Citrus oils such as lemon, lime, orange, and grapefruit are great for brightening up your mood. They are all great pick-me-up scents, energizing, fresh and clean. You have many floral oils to choose from and they are best for stress relief. Floral oils are wonderful when added to unscented lotions, bath oils or carrier oils. Lavender is multi purpose oil. It is used for soothing cuts, bruises and insect bites and it is a great stress relieving scent. It can also be used to help you sleep. Peppermint oil works well to stimulate a tired mind and it is often used for stomach complaints. Rosemary is invigorating. It is best used in an aroma lamp, diffuser, or inhaled directly from the bottle.
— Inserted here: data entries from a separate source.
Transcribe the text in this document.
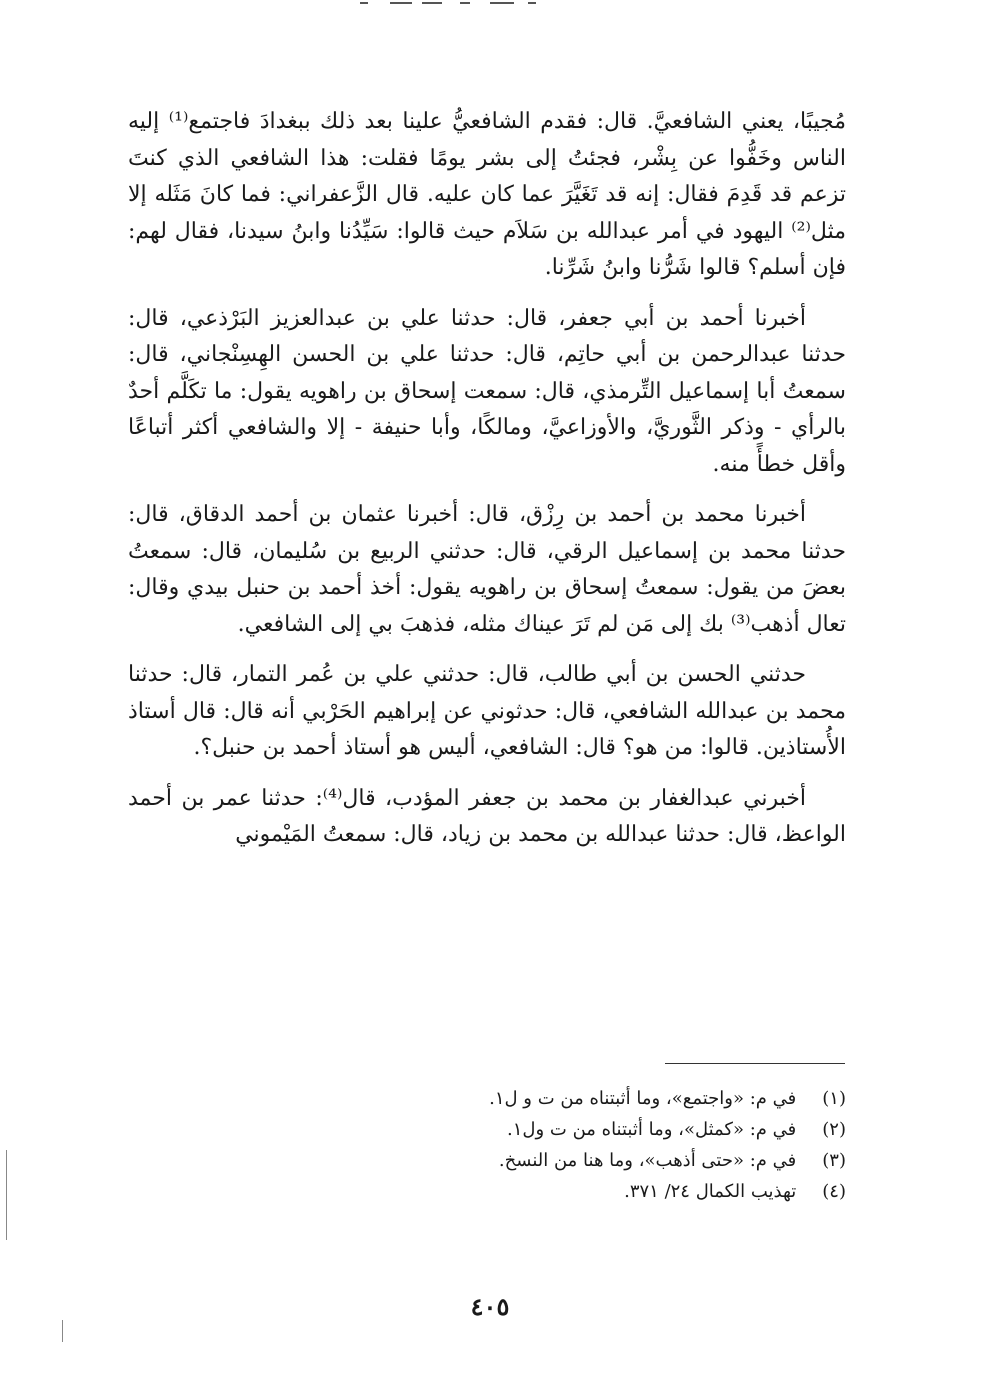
مُجيبًا، يعني الشافعيَّ. قال: فقدم الشافعيُّ علينا بعد ذلك ببغدادَ فاجتمع⁽¹⁾ إليه الناس وخَفُّوا عن بِشْر، فجئتُ إلى بشر يومًا فقلت: هذا الشافعي الذي كنتَ تزعم قد قَدِمَ فقال: إنه قد تَغَيَّرَ عما كان عليه. قال الزَّعفراني: فما كانَ مَثَله إلا مثل⁽²⁾ اليهود في أمر عبدالله بن سَلاَم حيث قالوا: سَيِّدُنا وابنُ سيدنا، فقال لهم: فإن أسلم؟ قالوا شَرُّنا وابنُ شَرِّنا.

أخبرنا أحمد بن أبي جعفر، قال: حدثنا علي بن عبدالعزيز البَرْذعي، قال: حدثنا عبدالرحمن بن أبي حاتِم، قال: حدثنا علي بن الحسن الهِسِنْجاني، قال: سمعتُ أبا إسماعيل التِّرمذي، قال: سمعت إسحاق بن راهويه يقول: ما تكَلَّم أحدٌ بالرأي - وذكر الثَّوريَّ، والأوزاعيَّ، ومالكًا، وأبا حنيفة - إلا والشافعي أكثر أتباعًا وأقل خطأً منه.

أخبرنا محمد بن أحمد بن رِزْق، قال: أخبرنا عثمان بن أحمد الدقاق، قال: حدثنا محمد بن إسماعيل الرقي، قال: حدثني الربيع بن سُليمان، قال: سمعتُ بعضَ من يقول: سمعتُ إسحاق بن راهويه يقول: أخذ أحمد بن حنبل بيدي وقال: تعال أذهب⁽³⁾ بك إلى مَن لم تَرَ عيناك مثله، فذهبَ بي إلى الشافعي.

حدثني الحسن بن أبي طالب، قال: حدثني علي بن عُمر التمار، قال: حدثنا محمد بن عبدالله الشافعي، قال: حدثوني عن إبراهيم الحَرْبي أنه قال: قال أستاذ الأُستاذين. قالوا: من هو؟ قال: الشافعي، أليس هو أستاذ أحمد بن حنبل؟.

أخبرني عبدالغفار بن محمد بن جعفر المؤدب، قال⁽⁴⁾: حدثنا عمر بن أحمد الواعظ، قال: حدثنا عبدالله بن محمد بن زياد، قال: سمعتُ المَيْموني

(١) في م: «واجتمع»، وما أثبتناه من ت و ل١.
(٢) في م: «كمثل»، وما أثبتناه من ت ول١.
(٣) في م: «حتى أذهب»، وما هنا من النسخ.
(٤) تهذيب الكمال ٢٤/ ٣٧١.
٤٠٥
Tea tree oil is very gentle on the skin and can be used for it's mild antiseptic, antifungal, and antibacterial properties.

 

Essential oils can be added to humidifiers, vaporizers, candle wax, diffusers, spray bottles of water, baths, light bulb rings, inhaled directly from the bottle, applied directly to the skin or added to massage oils or body lotions. Sometimes it is even suggested that they can be taken internally, always consult a medically trained doctor before taking any essential oils internally, some can be very dangerous if taken internally and almost all oils that can be consumed require dilution first. Always do research on the oil you are using to know of any possible side effects it may have and you should know how to best use different oils. Pregnant women should avoid many essential oils especially calamus, mugwort, pennyroyal, sage, wintergreen, basil, hyssop, myrrh, marjoram and thyme. Store essential oils in a cool, dark place because light can damage the oils; also it is best to store them in dark, tinted glass bottles.